Além disso, o roteiro escrito em comitê parece uma salada mal misturada que resulta em personagens tão rasos quanto possível e tão arquetípicos que chegam ao ponto de serem hilários, com momentos vergonha alheia como a risada maquiavélica de King Carney ou a forma como Luhrmann se delicia ao “objetificar” Drover como não mais do que um sujeito barbado, de cabelos despenteados e um corpo escultural que arrebata Sarah desde os primeiros segundos. E nada contra essa objetificação masculina, pois isso faz parte da crítica do cineasta considerando o quanto de objetificação feminina que ainda vemos por aí nas mais diversas mídias, mas ele não consegue alcançar o equilíbrio do drama com pitadas de comédia, fazendo muito mais uma comédia com pitadas de drama que, pior do que isso, se acha um drama legítimo.

No final das contas, talvez o maior problema mesmo tenha sido que Luhrmann acabou se contendo em Austrália. Sim, suas marcas estão todas lá, mas ele não foi até o fim com elas, não ultrapassou uma linha imaginária entre o conservador (ou tradicional) e o ousado (ou tresloucado) e acabou em um meio termo que ficou estranho justamente por não se decidir totalmente sobre o que é e por funcionar como uma camisa de força para a criatividade do cineasta. Mas é um longa que, apesar dos pesares, acaba prendendo o espectador mesmo com sua duração avantajada, seja pelo frenesi e tumulto de algumas sequências, ou pela breguice do romance central, e talvez especialmente por Nullah, o único personagem mais completo da história, ou até mesmo pelo inusitado que é ver Luhrmann tentar embarcar em um faroeste.

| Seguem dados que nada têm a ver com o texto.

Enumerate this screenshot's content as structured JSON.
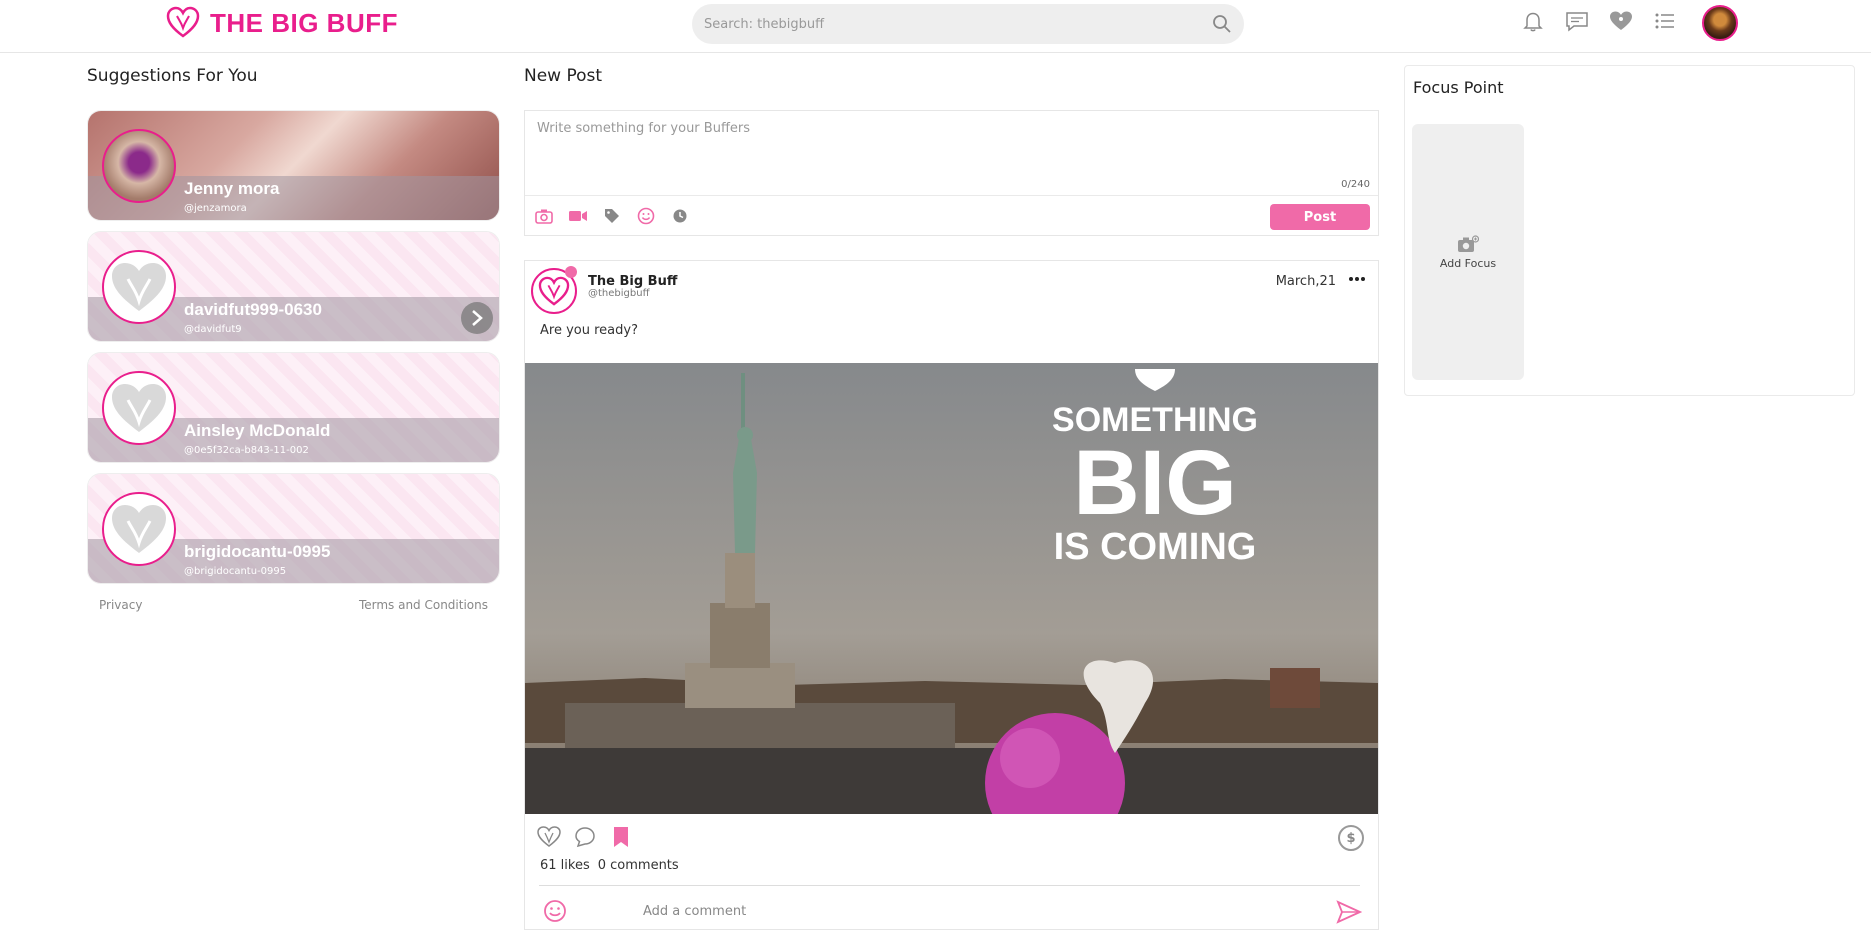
{
  "brand": {
    "name": "THE BIG BUFF",
    "accent_color": "#e91e8c",
    "button_color": "#f06aa8"
  },
  "search": {
    "placeholder": "Search: thebigbuff"
  },
  "top_icons": [
    "bell-icon",
    "chat-icon",
    "heart-broadcast-icon",
    "list-icon"
  ],
  "suggestions": {
    "title": "Suggestions For You",
    "items": [
      {
        "name": "Jenny mora",
        "handle": "@jenzamora"
      },
      {
        "name": "davidfut999-0630",
        "handle": "@davidfut9"
      },
      {
        "name": "Ainsley McDonald",
        "handle": "@0e5f32ca-b843-11-002"
      },
      {
        "name": "brigidocantu-0995",
        "handle": "@brigidocantu-0995"
      }
    ],
    "links": {
      "privacy": "Privacy",
      "terms": "Terms and Conditions"
    }
  },
  "new_post": {
    "title": "New Post",
    "placeholder": "Write something for your Buffers",
    "counter": "0/240",
    "tools": [
      "camera-icon",
      "video-icon",
      "tag-icon",
      "emoji-icon",
      "clock-icon"
    ],
    "button": "Post"
  },
  "post": {
    "author": "The Big Buff",
    "handle": "@thebigbuff",
    "date": "March,21",
    "text": "Are you ready?",
    "image_text": {
      "line1": "SOMETHING",
      "line2": "BIG",
      "line3": "IS COMING"
    },
    "likes": "61 likes",
    "comments": "0 comments",
    "comment_placeholder": "Add a comment"
  },
  "focus": {
    "title": "Focus Point",
    "add_label": "Add Focus"
  }
}
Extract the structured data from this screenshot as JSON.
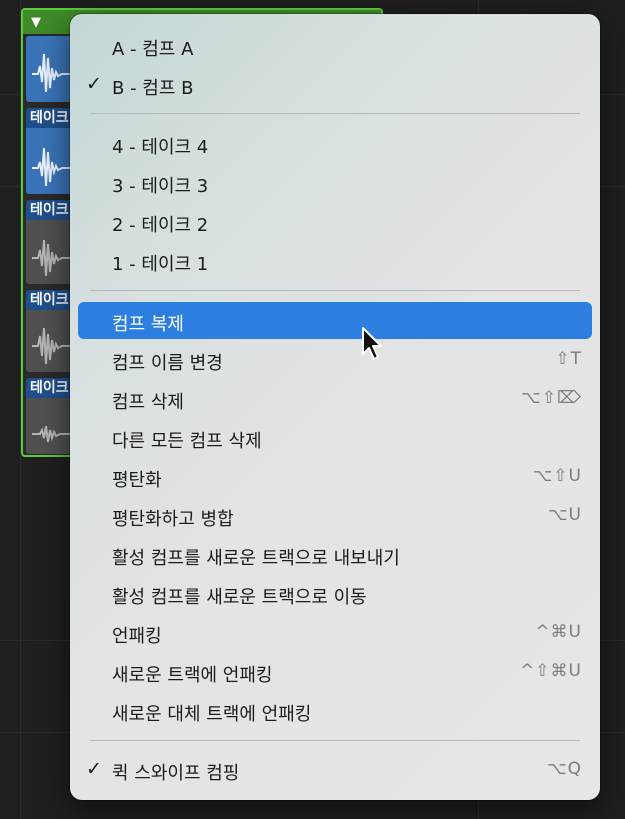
{
  "take_folder": {
    "take_labels": [
      "테이크",
      "테이크",
      "테이크",
      "테이크"
    ]
  },
  "menu": {
    "comps": [
      {
        "label": "A - 컴프 A",
        "checked": false
      },
      {
        "label": "B - 컴프 B",
        "checked": true
      }
    ],
    "takes": [
      {
        "label": "4 - 테이크 4"
      },
      {
        "label": "3 - 테이크 3"
      },
      {
        "label": "2 - 테이크 2"
      },
      {
        "label": "1 - 테이크 1"
      }
    ],
    "actions": [
      {
        "label": "컴프 복제",
        "shortcut": "",
        "highlighted": true
      },
      {
        "label": "컴프 이름 변경",
        "shortcut": "⇧T"
      },
      {
        "label": "컴프 삭제",
        "shortcut": "⌥⇧⌦"
      },
      {
        "label": "다른 모든 컴프 삭제",
        "shortcut": ""
      },
      {
        "label": "평탄화",
        "shortcut": "⌥⇧U"
      },
      {
        "label": "평탄화하고 병합",
        "shortcut": "⌥U"
      },
      {
        "label": "활성 컴프를 새로운 트랙으로 내보내기",
        "shortcut": ""
      },
      {
        "label": "활성 컴프를 새로운 트랙으로 이동",
        "shortcut": ""
      },
      {
        "label": "언패킹",
        "shortcut": "^⌘U"
      },
      {
        "label": "새로운 트랙에 언패킹",
        "shortcut": "^⇧⌘U"
      },
      {
        "label": "새로운 대체 트랙에 언패킹",
        "shortcut": ""
      }
    ],
    "quick_swipe": {
      "label": "퀵 스와이프 컴핑",
      "checked": true,
      "shortcut": "⌥Q"
    },
    "check_glyph": "✓"
  },
  "colors": {
    "highlight": "#2c7fe0",
    "folder_border": "#5ccc3a",
    "active_take": "#3a74b8"
  }
}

Austrália (Australia – Reino Unido/EUA/Austrália, 2008)
Direção: Baz Luhrmann
Roteiro: Stuart Beattie, Baz Luhrmann, Ronald Harwood, Richard Flanagan (baseado em história de Baz Luhrmann)
Elenco: Nicole Kidman, Hugh Jackman, David Wenham, Bryan Brown, Jack Thompson, David Gulpilil, Brandon Walters, David Ngoombujarra, Ben Mendelsohn, Essie Davis, Barry Otto, Kerry Walker, Sandy Gore, Ursula Yovich, Lillian Crombie, Yuen Wah, Angus Pilakui, Jacek Koman, Tony Barry, Ray Barrett, Max Cullen, Arthur Dignam, Matthew Whittet
Duração: 165 min.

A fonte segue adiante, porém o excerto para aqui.